Only in hip-hop, unlike sports, physical abilities aren't the contingent factor. Bodies may dwindle with age, but minds stay sharp and lyrical talent doesn't necessarily dissipate with time, but time can fast close the window of opportunity for a rapper to blow up, especially when he's closing in on the wrong side of 35. That's the thorn in the hip-hop rose.

"I don't have a resentment towards the cats coming up," clarifies Zilla. "It's all about the process. It's an unfair process and when you're caught up in the unfair portion of that process, you start fucking hating everything about it."

Being situated in the Dirty South doesn't help Zilla. He's often referred to as a New York or East Coast rapper, one that can astound hip-hop heads with his true lyricism, incredible wordplay and an intelligent, laser-sharp delivery.

Zilla is no doubt in the upper echelon of Houston underground MCs. He's not hip like the Niceguys, not artsy like Preemo nor gritty like Delo. He's chosen not to emulate what's in his backyard, a regional Southern rap culture that occupies a different lane of hip-hop's superhighway. Simply put, Zilla is an early-'90s hip-hop throwback. A purist.

"Houston's not my lane," says Zilla. "It's never going to be my lane. I'm an MC. I'm not a rapper. This city is full of rappers. This city doesn't have but a handful of MCs. The ones that are here, they're incredible lyricists and nobody's ever heard of them."

Zilla will mouth off several – all from Houston – like K-Rino and hip-hop groups Hafaza, Lower Life Form and the The Niyat.

"Most of these cats are like, 'Man, that's East Coast,'" Zilla claims. "That's NY shit.

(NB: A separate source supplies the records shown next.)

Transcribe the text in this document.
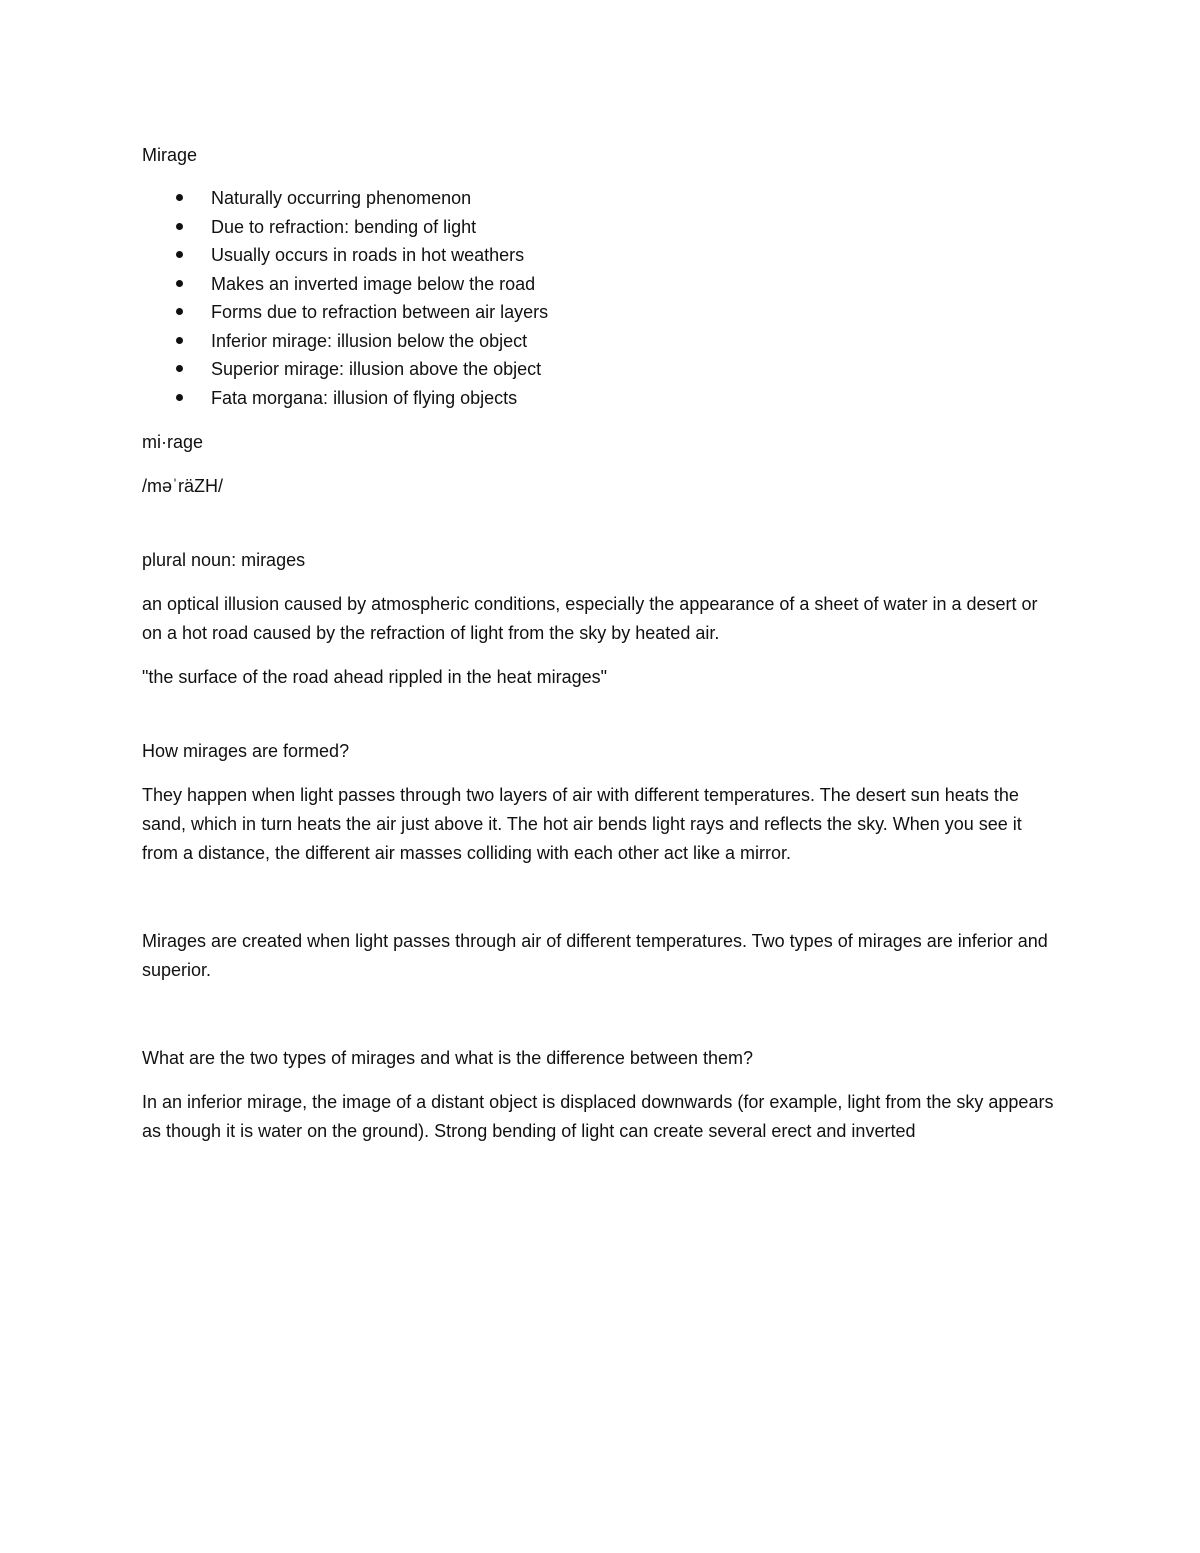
Mirage

Naturally occurring phenomenon
Due to refraction: bending of light
Usually occurs in roads in hot weathers
Makes an inverted image below the road
Forms due to refraction between air layers
Inferior mirage: illusion below the object
Superior mirage: illusion above the object
Fata morgana: illusion of flying objects

mi·rage

/məˈräZH/

plural noun: mirages

an optical illusion caused by atmospheric conditions, especially the appearance of a sheet of water in a desert or on a hot road caused by the refraction of light from the sky by heated air.

"the surface of the road ahead rippled in the heat mirages"

How mirages are formed?

They happen when light passes through two layers of air with different temperatures. The desert sun heats the sand, which in turn heats the air just above it. The hot air bends light rays and reflects the sky. When you see it from a distance, the different air masses colliding with each other act like a mirror.

Mirages are created when light passes through air of different temperatures. Two types of mirages are inferior and superior.

What are the two types of mirages and what is the difference between them?

In an inferior mirage, the image of a distant object is displaced downwards (for example, light from the sky appears as though it is water on the ground). Strong bending of light can create several erect and inverted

They fucking shut it down before they hear it. I don't hate my city. I hate the fact that there's no support in my city."

Interview amplifies the rebellious tone of V-Zilla's music. The elements that give boom-bap's signature sound – hard-hitting kick and snare drums – are the backdrop to his reminiscence and exorcism of demons. The murderous lyrical assault often seen on his mixtapes takes a back seat, and a content-oriented Zilla emerges and dominates. He's trying to tell his story, and successfully does so.

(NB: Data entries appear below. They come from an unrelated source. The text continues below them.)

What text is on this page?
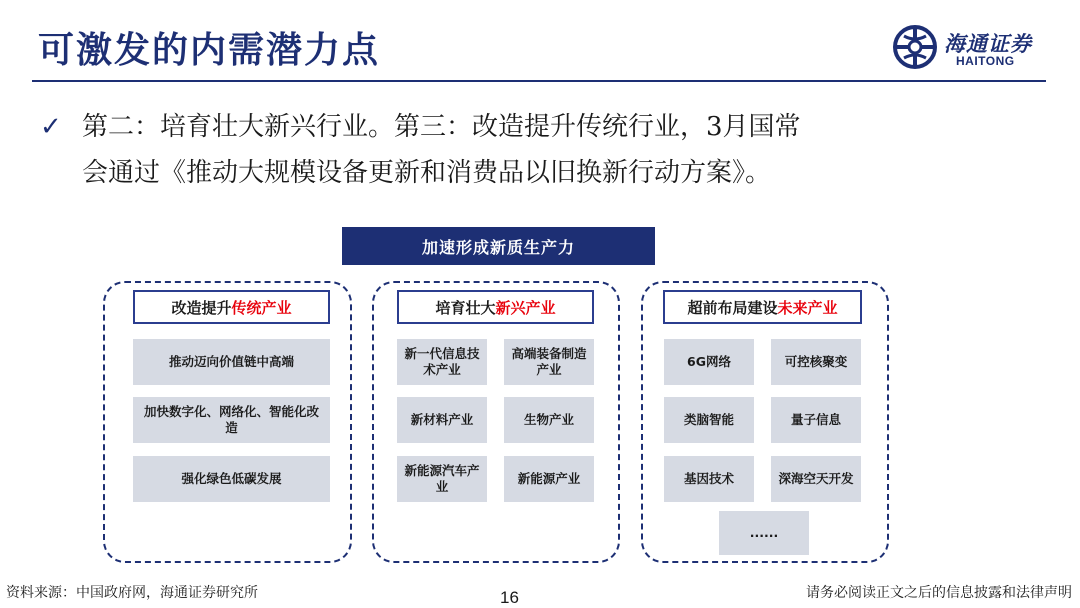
可激发的内需潜力点	海通证券
HAITONG
✓ 第二：培育壮大新兴行业。第三：改造提升传统行业，3月国常
会通过《推动大规模设备更新和消费品以旧换新行动方案》。
加速形成新质生产力
改造提升 传统产业
推动迈向价值链中高端
加快数字化、网络化、智能化改造
强化绿色低碳发展
培育壮大 新兴产业
新一代信息技术产业
高端装备制造产业
新材料产业	生物产业
新能源汽车产业
新能源产业
超前布局建设 未来产业
6G网络	可控核聚变
类脑智能	量子信息
基因技术	深海空天开发
......
资料来源：中国政府网，海通证券研究所	16	请务必阅读正文之后的信息披露和法律声明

The album's guest features are among its highlights. Houston's Cornbreadd, Philadelphia's Reef the Lost Cauze and East Hartford's Blacastan reinforce the '90s transport with impressive showings and back up Zilla's Pete Rock & CL Smooth relapse.

Overall, Interview does boom-bap justice, and should age to become an important addition to the Houston rap catalogue. It displays a diversity, imagination and greater range of what the city is capable of contributing to hip-hop.

"Since 2008, I've been destroying myself and rebuilding myself back up, and in the process, I've lost everything," Zilla told the Houston Press' Rocks Off music blog in early 2010.

"I might be the greatest that never made it."

When they reminisce over you...my God.